Once Pinocchio returns, he learns of the Fox and the Cat's treachery from a parrot who mocks Pinocchio for falling for their tricks. Pinocchio rushes to the Catchfools courthouse to report the theft of the coins to a gorilla judge. Although he is moved by Pinocchio's plea, the judge sentences Pinocchio to four months in prison for the crime of "foolishness." Pinocchio is taken away by two Mastiff Gendarmerie that the judge summoned and held their hands over Pinocchio's mouth to save time.
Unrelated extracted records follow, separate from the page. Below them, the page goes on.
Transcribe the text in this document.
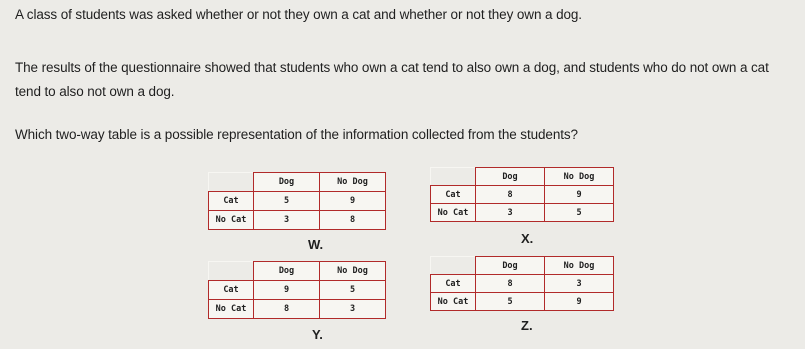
A class of students was asked whether or not they own a cat and whether or not they own a dog.
The results of the questionnaire showed that students who own a cat tend to also own a dog, and students who do not own a cat tend to also not own a dog.
Which two-way table is a possible representation of the information collected from the students?
	Dog	No Dog
Cat	5	9
No Cat	3	8
W.
	Dog	No Dog
Cat	8	9
No Cat	3	5
X.
	Dog	No Dog
Cat	9	5
No Cat	8	3
Y.
	Dog	No Dog
Cat	8	3
No Cat	5	9
Z.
Fortunately for Pinocchio who spends some time in prison, all criminals are released early by the jailers when the Emperor declares a celebration following his army's victory over the town's enemies. Upon being released by stating to the jailer that he is a criminal, Pinocchio leaves Catchfools and heads back to The Fairy with Turquoise Hair's house in the forest.

Adaptations

  • In the 1992 direct to video adaptation entitled Pinocchio from GoodTimes Entertainment, Catchfools is featured. Unlike the story, Pinocchio learns about the Wolf and the Cat's treachery from three crows and doesn't go to Catchfools' courthouse. Instead, he just heads back to the Blue Fairy's house.
  • Catchfools appears in the 2002 Pinocchio film. Here, it is called Grabadimwit. Pinocchio was told of the Fox and the Cat's trickery by the Talking Cricket. Pinocchio brings up the Fox and the Cat's crimes to a gorilla judge and his fellow judges while listing the Talking Cricket as a witness. The judge sentences Pinocchio to five years in jail for crimes of foolishness as he is dragged away by the police officers. While in jail, he meets Lucignolo (Leonardo in the English dub), another truant thief who is let out soon after Pinocchio is admitted in. Four months later, Pinocchio is among the inmates released when the King declares a celebration upon his wife giving birth of a son. Pinocchio then leaves Grabadimwit quoting "Long live the king."
  • Catchfools appears in the 2012 Pinocchio film. After Pinocchio tells the baboon judge of what the Fox and the Cat did to him, the judge sentences him to prison. Geppetto later learned of Pinocchio's incarceration there from two police officers and heads there. All criminal inmates are left out when a celebration is declared. After Pinocchio tells the dog jailer that he committed a crime when told that innocent people don't get let out, he and Geppetto miss each other amidst the crowd.
  • Catchfools appears in the 2019 Pinocchio film. After learning of the Fox and the Cat's trickery, Pinocchio runs to the local courthouse to report their crime to the gorilla judge. Since justice does not favor the innocent in Catchfools, the gorilla judge sentences Pinocchio to life imprisonment. Before it can be carried out, Pinocchio manages to get himself exonerated by saying that he had previously stolen some chickens, pigs, and jewels. He is then released on the gorilla judge's orders.

In popular culture

Catchfools is a location in John Claude Bemis' 2016 science fiction novel Out of Abaton, Book 1, The Wooden Prince. It is described as a district in the northern edge of Venice that houses the city's Abatonian slaves.[1]

References

  1. Bemis, John Claude. Chapter 17: "Venice," Out of Abaton, Book 1, The Wooden Prince (Disney Hyperiod, 2016).